Het volgende onderscheid is het formaat. Je hebt de grote modelauto’s die vallen onder de noemer ‘grote schalen’. Bijvoorbeeld schaal 1:18. Aan de andere kant van het spectrum staat de priegel-priegelklasse van 1:87. De voorzitter laat twee minuscule T-Fordjes zien. Eentje is helemaal gemaakt in de vorm van een zogenaamde barnfind. Op de achterbank heeft de fabrikant de losse onderdelen met zorgvuldige slordigheid geplaatst. Ik had deze maat autootjes als kind links laten liggen denk ik; veel te klein. Maar nu heb ik wel degelijk waardering voor de detaillering van die mini-mini-autootjes. Het is een favoriete klasse van voorzitter Siegersma, zelf overigens een reus van een vent in wiens handen de twee Fordjes nóg kleiner lijken.

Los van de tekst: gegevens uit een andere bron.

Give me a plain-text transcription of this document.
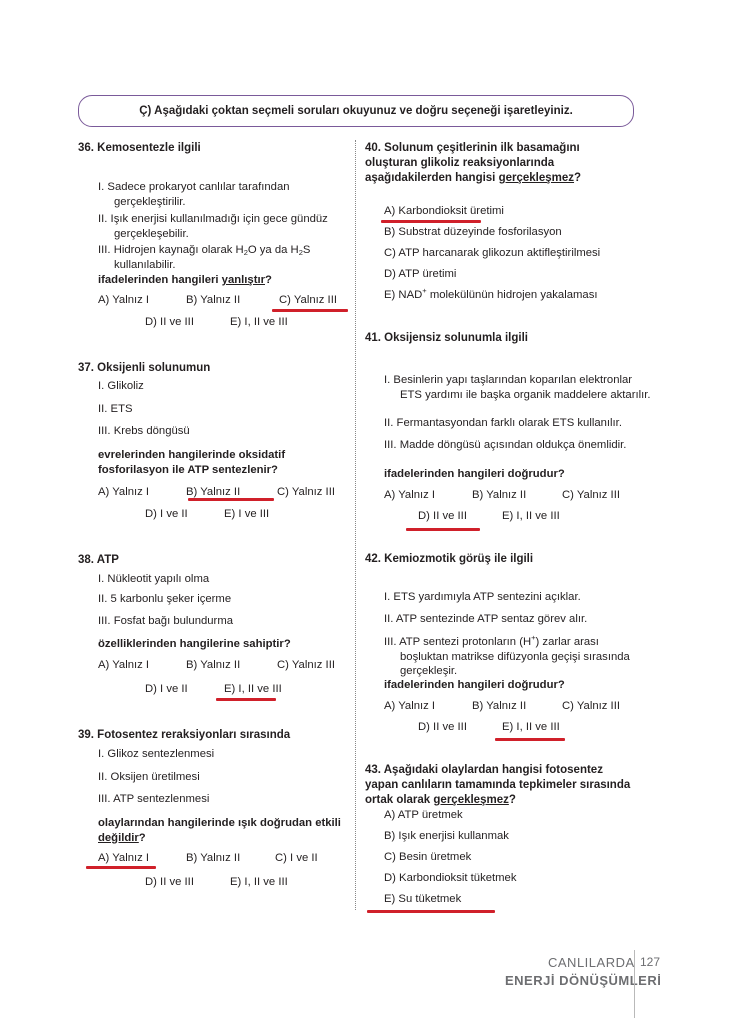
Ç) Aşağıdaki çoktan seçmeli soruları okuyunuz ve doğru seçeneği işaretleyiniz.
36. Kemosentezle ilgili
I. Sadece prokaryot canlılar tarafından gerçekleştirilir.
II. Işık enerjisi kullanılmadığı için gece gündüz gerçekleşebilir.
III. Hidrojen kaynağı olarak $H_2O$ ya da $H_2S$ kullanılabilir.
ifadelerinden hangileri yanlıştır?
A) Yalnız I	B) Yalnız II	C) Yalnız III
D) II ve III	E) I, II ve III
37. Oksijenli solunumun
I. Glikoliz
II. ETS
III. Krebs döngüsü
evrelerinden hangilerinde oksidatif fosforilasyon ile ATP sentezlenir?
A) Yalnız I	B) Yalnız II	C) Yalnız III
D) I ve II	E) I ve III
38. ATP
I. Nükleotit yapılı olma
II. 5 karbonlu şeker içerme
III. Fosfat bağı bulundurma
özelliklerinden hangilerine sahiptir?
A) Yalnız I	B) Yalnız II	C) Yalnız III
D) I ve II	E) I, II ve III
39. Fotosentez reraksiyonları sırasında
I. Glikoz sentezlenmesi
II. Oksijen üretilmesi
III. ATP sentezlenmesi
olaylarından hangilerinde ışık doğrudan etkili değildir?
A) Yalnız I	B) Yalnız II	C) I ve II
D) II ve III	E) I, II ve III
40. Solunum çeşitlerinin ilk basamağını oluşturan glikoliz reaksiyonlarında aşağıdakilerden hangisi gerçekleşmez?
A) Karbondioksit üretimi
B) Substrat düzeyinde fosforilasyon
C) ATP harcanarak glikozun aktifleştirilmesi
D) ATP üretimi
E) NAD+ molekülünün hidrojen yakalaması
41. Oksijensiz solunumla ilgili
I. Besinlerin yapı taşlarından koparılan elektronlar ETS yardımı ile başka organik maddelere aktarılır.
II. Fermantasyondan farklı olarak ETS kullanılır.
III. Madde döngüsü açısından oldukça önemlidir.
ifadelerinden hangileri doğrudur?
A) Yalnız I	B) Yalnız II	C) Yalnız III
D) II ve III	E) I, II ve III
42. Kemiozmotik görüş ile ilgili
I. ETS yardımıyla ATP sentezini açıklar.
II. ATP sentezinde ATP sentaz görev alır.
III. ATP sentezi protonların (H+) zarlar arası boşluktan matrikse difüzyonla geçişi sırasında gerçekleşir.
ifadelerinden hangileri doğrudur?
A) Yalnız I	B) Yalnız II	C) Yalnız III
D) II ve III	E) I, II ve III
43. Aşağıdaki olaylardan hangisi fotosentez yapan canlıların tamamında tepkimeler sırasında ortak olarak gerçekleşmez?
A) ATP üretmek
B) Işık enerjisi kullanmak
C) Besin üretmek
D) Karbondioksit tüketmek
E) Su tüketmek
CANLILARDA
ENERJİ DÖNÜŞÜMLERİ
127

Dan is er de klasse van 1:43 en dat is grofweg het formaat van de beroemde Dinky Toys. Daarnaast bestaat er de 3 inch-klasse, genoemd naar de maat van het doosje waarin de autootjes moesten passen. Amerikaanse fabrikanten gebruikten vaak 1:64, maar het merk Schuco (persoonlijk nog nóóit van gehoord) weer 1:55. Dat maakte allemaal niet uit, zolang het maar in dat 3-inch doosje paste. Dus daarom kloppen de verhoudingen soms niet als je een vrachtwagen naast een personenwagen zette.
Dik Som, die altijd voor Renault heeft gewerkt, zet even snel vier verschillende formaten op de tafel van de auto die 51 jaar geleden door zijn werkgever werd gepresenteerd; de Renault 5. Op een foto die hij een tijd geleden maakte, zijn het er zelfs acht.
De speelgoedauto-tuner
Naast mij zit secretaris Herman Teunissen. “Dat is onze restaurateur”, roepen de andere bestuursleden. “Herman restaureert klassiekers.” Geen echte klassiekers dus, maar oude schaalmodellen. Hier toont zich een mooi voorbeeld hoe de wereld van de schaalmodellen zich spiegelt aan die van de echte autowereld.
Herman, terwijl hij een doosje en twee Volkswagentjes Kever laat zien: “Dit is een Kevertje van een jaar of zestig met het originele doosje. Je ziet wat beschadigingen. Aan de onderkant zie je op de bodemplaat twee popnageltjes om de bodem mee vast te zetten. Daaraan kun je zien dat de bodemplaat er nooit af is geweest. Ongerestaureerd dus. Ik vervang ook kleine missende of kapotte onderdeeltjes en heb dozen en dozen vol met onderdelen van allerlei types, maar soms moet ik het zelf fabriceren. Bijvoorbeeld met de hulp van mijn dochter, die een 3D-printer heeft. Dat is natuurlijk geweldig handig!”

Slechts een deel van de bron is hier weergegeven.